Message Too Old, No Replies

Scraping a Secure Site

is it possible

         

Knowles

10:45 am on Jun 8, 2004 (gmt 0)

10+ Year Member



I am working on a project for work and I need data from another website we use for work. However we do do not have access to a datafeed to pull the information in an easy way so we need to scrape the screen for all the information we need. So far we have tried to use file_get_contents to get it to pull the information but we only receive the access denied page. Does anyone know an effective way to scrape a secure site?

jpjones

10:52 am on Jun 8, 2004 (gmt 0)

10+ Year Member



By secure, I'm guessing you mean requires username & password, rather than SSL?

If so, you'll need to figure out how the access is controlled to the page. Is it basic authentication, through something like .htaccess? If yes, you can use curl and supply a username and password.

If it's something a little more elaborate, then it could be cookie based. If so, you'll need to develop a script which logs in first (presumbly thorugh a web form on the site), reads the cookies and passes the cookies back to the site on each request. Again, curl can be used to do this.

Excuse me if i'm barking up the wrong tree.

RichD

10:57 am on Jun 8, 2004 (gmt 0)

10+ Year Member



file_get_contents should work.

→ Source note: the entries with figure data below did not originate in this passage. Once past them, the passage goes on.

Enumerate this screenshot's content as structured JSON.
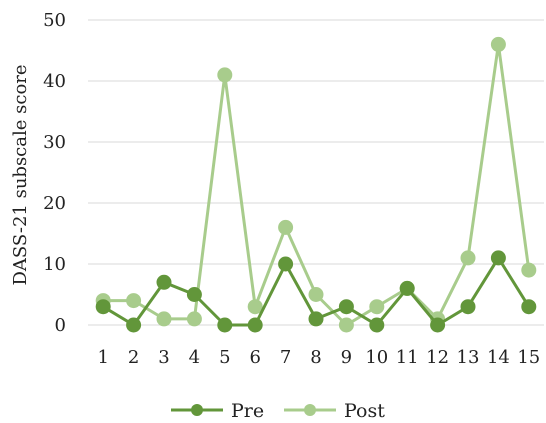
{
  "chart_data": {
    "type": "line",
    "ylabel": "DASS-21 subscale score",
    "xlabel": "",
    "ylim": [
      0,
      50
    ],
    "yticks": [
      0,
      10,
      20,
      30,
      40,
      50
    ],
    "x": [
      "1",
      "2",
      "3",
      "4",
      "5",
      "6",
      "7",
      "8",
      "9",
      "10",
      "11",
      "12",
      "13",
      "14",
      "15"
    ],
    "grid": "horizontal",
    "legend_position": "bottom",
    "series": [
      {
        "name": "Pre",
        "color": "#62963a",
        "values": [
          3,
          0,
          7,
          5,
          0,
          0,
          10,
          1,
          3,
          0,
          6,
          0,
          3,
          11,
          3
        ]
      },
      {
        "name": "Post",
        "color": "#a8cc8c",
        "values": [
          4,
          4,
          1,
          1,
          41,
          3,
          16,
          5,
          0,
          3,
          6,
          1,
          11,
          46,
          9
        ]
      }
    ]
  }
}
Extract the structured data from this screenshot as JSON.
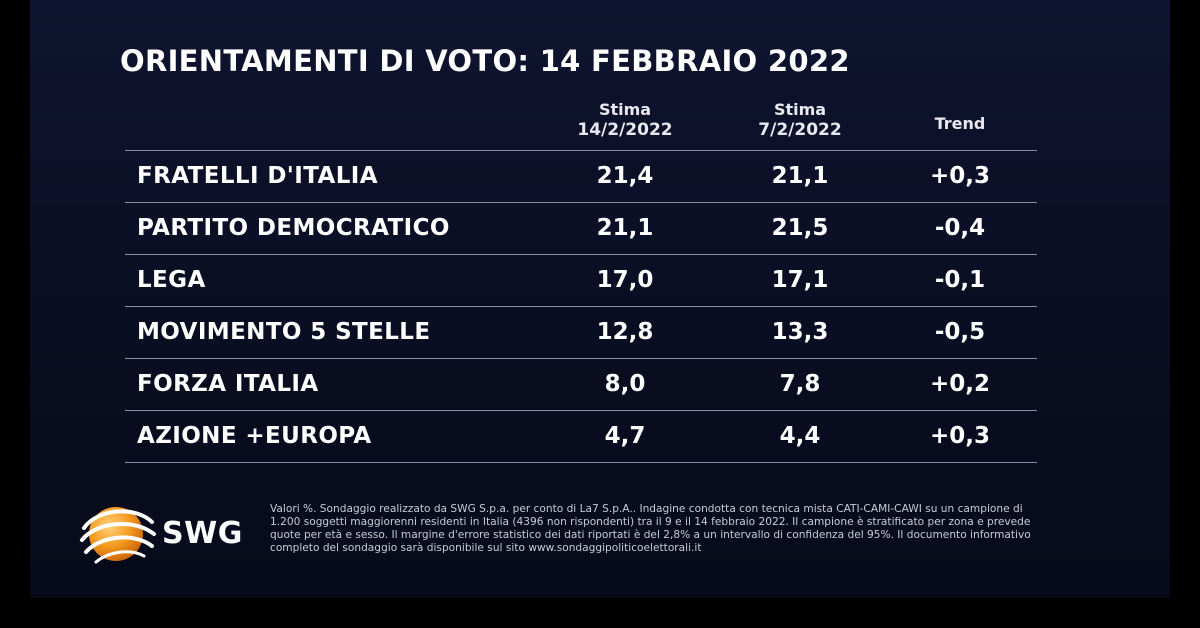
{
  "chart_data": {
    "type": "table",
    "title": "ORIENTAMENTI DI VOTO: 14 FEBBRAIO 2022",
    "columns": [
      {
        "line1": "Stima",
        "line2": "14/2/2022"
      },
      {
        "line1": "Stima",
        "line2": "7/2/2022"
      },
      {
        "line1": "Trend",
        "line2": ""
      }
    ],
    "rows": [
      {
        "party": "FRATELLI D'ITALIA",
        "stima_14_2": "21,4",
        "stima_7_2": "21,1",
        "trend": "+0,3"
      },
      {
        "party": "PARTITO DEMOCRATICO",
        "stima_14_2": "21,1",
        "stima_7_2": "21,5",
        "trend": "-0,4"
      },
      {
        "party": "LEGA",
        "stima_14_2": "17,0",
        "stima_7_2": "17,1",
        "trend": "-0,1"
      },
      {
        "party": "MOVIMENTO 5 STELLE",
        "stima_14_2": "12,8",
        "stima_7_2": "13,3",
        "trend": "-0,5"
      },
      {
        "party": "FORZA ITALIA",
        "stima_14_2": "8,0",
        "stima_7_2": "7,8",
        "trend": "+0,2"
      },
      {
        "party": "AZIONE +EUROPA",
        "stima_14_2": "4,7",
        "stima_7_2": "4,4",
        "trend": "+0,3"
      }
    ]
  },
  "footer": {
    "logo_text": "SWG",
    "note": "Valori %. Sondaggio realizzato da SWG S.p.a. per conto di La7 S.p.A.. Indagine condotta con tecnica mista CATI-CAMI-CAWI su un campione di 1.200 soggetti maggiorenni residenti in Italia (4396 non rispondenti) tra il 9 e il 14 febbraio 2022. Il campione è stratificato per zona e prevede quote per età e sesso. Il margine d'errore statistico dei dati riportati è del 2,8% a un intervallo di confidenza del 95%. Il documento informativo completo del sondaggio sarà disponibile sul sito www.sondaggipoliticoelettorali.it"
  },
  "colors": {
    "panel_background": "#0c1024",
    "text": "#ffffff",
    "divider": "#8b8fa3",
    "logo_orange": "#f39a1e"
  },
  "icons": {
    "logo": "swg-globe-icon"
  }
}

You may need to change the user agent that php sends if the remote site is using it to decide what content to send - ini_set('user_agent','put your user agent here');.

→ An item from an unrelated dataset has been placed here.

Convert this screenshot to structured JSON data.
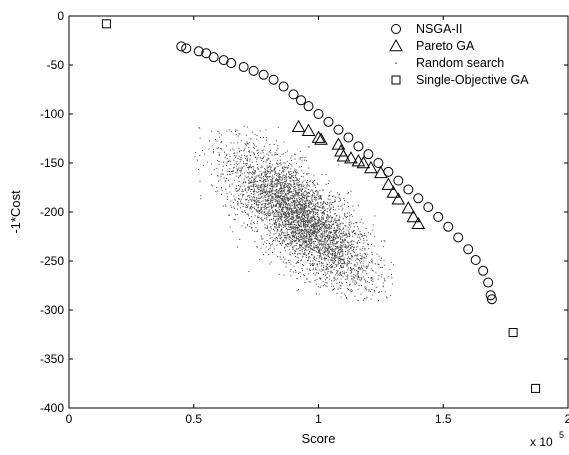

You will also need to ensure that php is compiled with the openSSL library. I can't find a link where I found that out, but it only started working for me once I added that in.

Edit: assumed it was secure as in SSL, hopefully one of the replies will be on the right track ;)

Knowles

10:14 pm on Jun 8, 2004 (gmt 0)

10+ Year Member



To be honest I am not sure if its not a bit of both. I will give both options a shot.